When you change the question to what is appropriate contact with non-consenting adults, things change drastically.
@seawulf575 Oh ok, yes. I see he didn’t put those criteria in the actual q or the details, he put it in his first comment.
@seawulf575 There is a difference between affection and sexually satisfying activity.
@filmfann that’s why I posted the legal definition, to show that context seems to matter when the question is what’s the definition.
But the legal definition is pretty meaningless.
If someone can accuse you of a sexual act just on their own say-so – without proof or anything close to it—(think of any number of politicians, sports figures, business people, college students, etc.) – it doesn’t matter.
One person with a grudge can ruin a person’s life with an accusation, true or not. Was Al Franken (former senator, Minnesota, forced to resign) on the same level of evil as Harvey Weinstein?
Face it, when women accuse men these days, proof isn’t necessary.
@elbanditoroso Your original comment said “whatever the person suing you says it is” but the details from the OP @SQUEEKY2 specified that this is between two consenting adults, so then what is your definition? Everyone has very differing opinions on this thread.
@filmfann That is exactly my point. However that does not seem to be the consensus here. Let’s take your view point on your first answer as an example. You said “Any private or public display of affection resulting in a sexual thrill.”. Especially when I was dating my wife we would kiss in public. And it was exciting. You could call it a sexual thrill. I even got a thrill when I would catch sight of her. But I wouldn’t call these things sex acts. Your view seems to be if you feel any excitement when you touch someone you care about it is a sex act.
@zenvelo Foreplay can include things like kissing, cuddling, touching, or just talking
@Forever_Free Yes, and all those things are sex acts.
A sex act does not mean that one or more people orgasm, just that they get a gratification. When I kiss my girlfriend goodbye while she is sleeping and I leave for work, that is not a sex act. But when I pull her in close while she is cooking and we exchange a french kiss, that is a sex act.

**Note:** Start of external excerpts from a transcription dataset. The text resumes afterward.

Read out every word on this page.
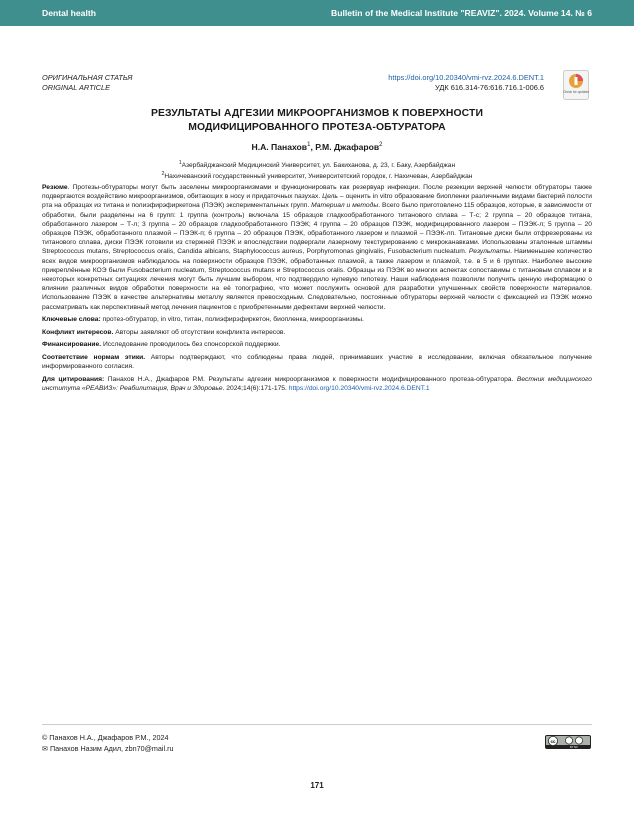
Dental health	Bulletin of the Medical Institute "REAVIZ". 2024. Volume 14. № 6
ОРИГИНАЛЬНАЯ СТАТЬЯ
ORIGINAL ARTICLE
https://doi.org/10.20340/vmi-rvz.2024.6.DENT.1
УДК 616.314-76:616.716.1-006.6	Check for updates
РЕЗУЛЬТАТЫ АДГЕЗИИ МИКРООРГАНИЗМОВ К ПОВЕРХНОСТИ
МОДИФИЦИРОВАННОГО ПРОТЕЗА-ОБТУРАТОРА
Н.А. Панахов$^1$, Р.М. Джафаров$^2$
$^1$Азербайджанский Медицинский Университет, ул. Бакиханова, д. 23, г. Баку, Азербайджан
$^2$Нахичеванский государственный университет, Университетский городок, г. Нахичеван, Азербайджан

Резюме. Протезы-обтураторы могут быть заселены микроорганизмами и функционировать как резервуар инфекции. После резекции верхней челюсти обтураторы также подвергаются воздействию микроорганизмов, обитающих в носу и придаточных пазухах. Цель – оценить in vitro образование биопленки различными видами бактерий полости рта на образцах из титана и полиэфирэфиркетона (ПЭЭК) экспериментальных групп. Материал и методы. Всего было приготовлено 115 образцов, которые, в зависимости от обработки, были разделены на 6 групп: 1 группа (контроль) включала 15 образцов гладкообработанного титанового сплава – Т-с; 2 группа – 20 образцов титана, обработанного лазером – Т-л; 3 группа – 20 образцов гладкообработанного ПЭЭК; 4 группа – 20 образцов ПЭЭК, модифицированного лазером – ПЭЭК-л; 5 группа – 20 образцов ПЭЭК, обработанного плазмой – ПЭЭК-п; 6 группа – 20 образцов ПЭЭК, обработанного лазером и плазмой – ПЭЭК-лп. Титановые диски были отфрезерованы из титанового сплава, диски ПЭЭК готовили из стержней ПЭЭК и впоследствии подвергали лазерному текстурированию с микроканавками. Использованы эталонные штаммы Streptococcus mutans, Streptococcus oralis, Candida albicans, Staphylococcus aureus, Porphyromonas gingivalis, Fusobacterium nucleatum. Результаты. Наименьшее количество всех видов микроорганизмов наблюдалось на поверхности образцов ПЭЭК, обработанных плазмой, а также лазером и плазмой, т.е. в 5 и 6 группах. Наиболее высокие прикреплённые КОЭ были Fusobacterium nucleatum, Streptococcus mutans и Streptococcus oralis. Образцы из ПЭЭК во многих аспектах сопоставимы с титановым сплавом и в некоторых конкретных ситуациях лечения могут быть лучшим выбором, что подтвердило нулевую гипотезу. Наши наблюдения позволили получить ценную информацию о влиянии различных видов обработки поверхности на её топографию, что может послужить основой для разработки улучшенных свойств поверхности материалов. Использование ПЭЭК в качестве альтернативы металлу является превосходным. Следовательно, постоянные обтураторы верхней челюсти с фиксацией из ПЭЭК можно рассматривать как перспективный метод лечения пациентов с приобретенными дефектами верхней челюсти.

Ключевые слова: протез-обтуратор, in vitro, титан, полиэфирэфиркетон, биопленка, микроорганизмы.

Конфликт интересов. Авторы заявляют об отсутствии конфликта интересов.

Финансирование. Исследование проводилось без спонсорской поддержки.

Соответствие нормам этики. Авторы подтверждают, что соблюдены права людей, принимавших участие в исследовании, включая обязательное получение информированного согласия.

Для цитирования: Панахов Н.А., Джафаров Р.М. Результаты адгезии микроорганизмов к поверхности модифицированного протеза-обтуратора. Вестник медицинского института «РЕАВИЗ»: Реабилитация, Врач и Здоровье. 2024;14(6):171-175. https://doi.org/10.20340/vmi-rvz.2024.6.DENT.1

© Панахов Н.А., Джафаров Р.М., 2024
✉ Панахов Назим Адил, zbn70@mail.ru
cc
BY NC
171
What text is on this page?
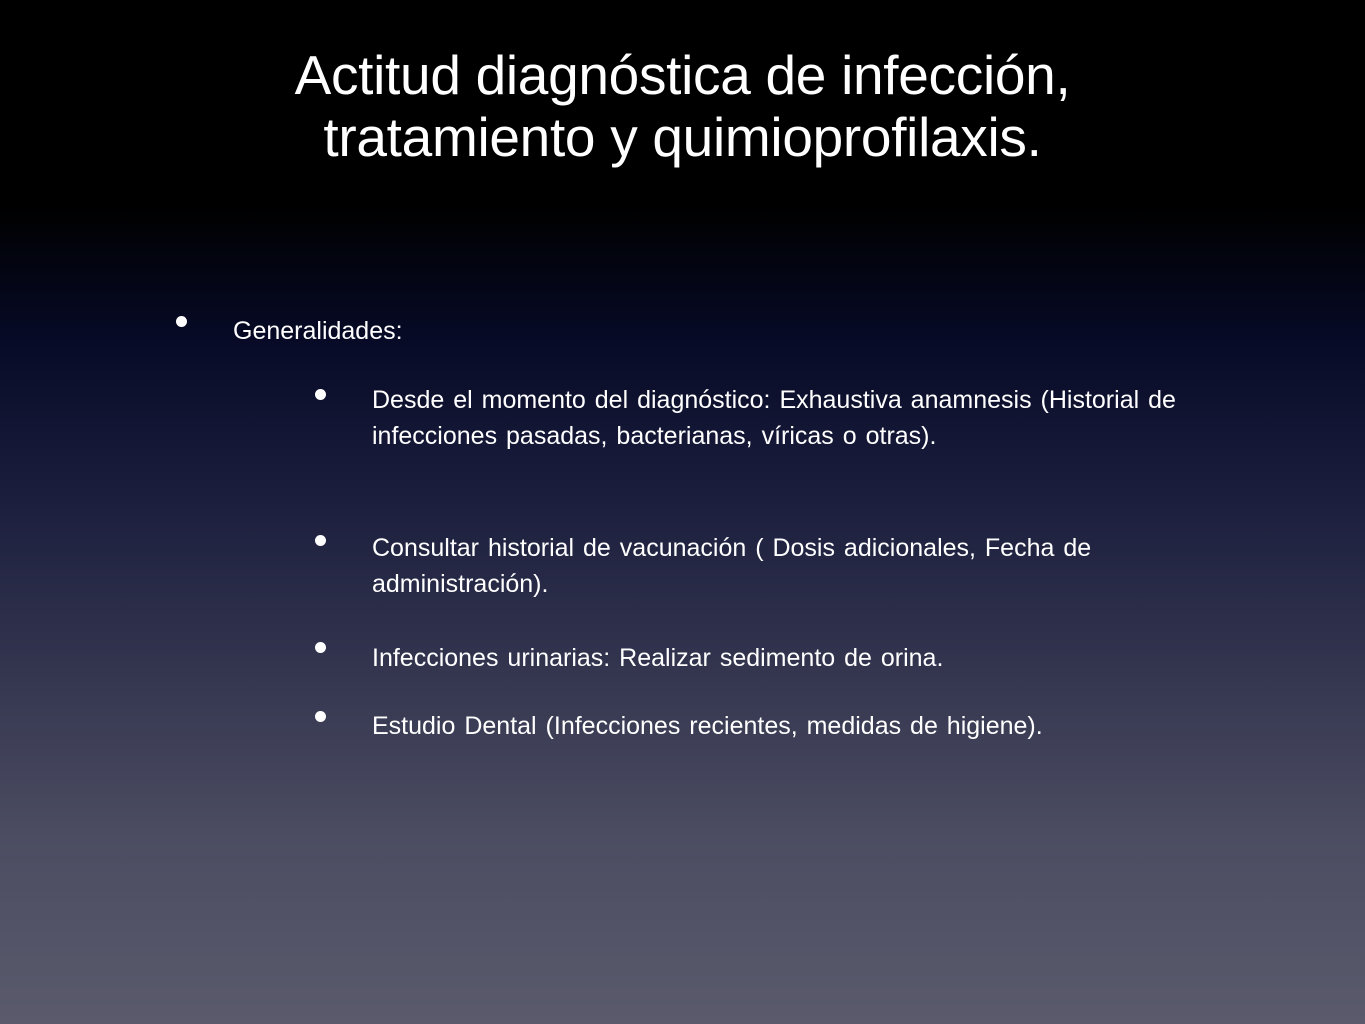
Actitud diagnóstica de infección,
tratamiento y quimioprofilaxis.
Generalidades:
Desde el momento del diagnóstico: Exhaustiva anamnesis (Historial de infecciones pasadas, bacterianas, víricas o otras).
Consultar historial de vacunación ( Dosis adicionales, Fecha de administración).
Infecciones urinarias: Realizar sedimento de orina.
Estudio Dental (Infecciones recientes, medidas de higiene).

Yes, I know. Nobody is disputing this.
@zenvelo I view any act done for sexual gratification of at least one person is a sex act.
That’s dangerous territory you’re wandering into unless you qualify it by saying it’s consensual.
…and we exchange a french kiss, that is a sex act
omg seriously?!
I think people are getting hung up on trying to define what a “sex act” is when it seems to me, at least, that the question is really about what physical behavior between two consenting people is appropriate or inappropriate to be done in public.
@janbb I believe there are things that are sex acts and there are Public Displays of Affection. PDAs often make others uncomfortable. Some, in my view, are tackier than others. But I don’t equate tacky to sex act and the question was specifically “what do you consider a sex act?”
^^^ Defined as GOP logic.^^^
Maybe grope logic ! ! !
Not being a lawyer, I’ve not had a need to use or think much about the term “sex act”. No one’s ever used it practically around me, except in this discussion right here, or maybe if I was listening to a crime drama or actual trial I was listening to, which I forget.
It seems like an unused term to me, outside of legal conversations, or by extension, some political conversations.
So I don’t see any value in considering what someone might mean by it outside a legal conversation, except/unless someone actually does use it. Is it used in religious contexts?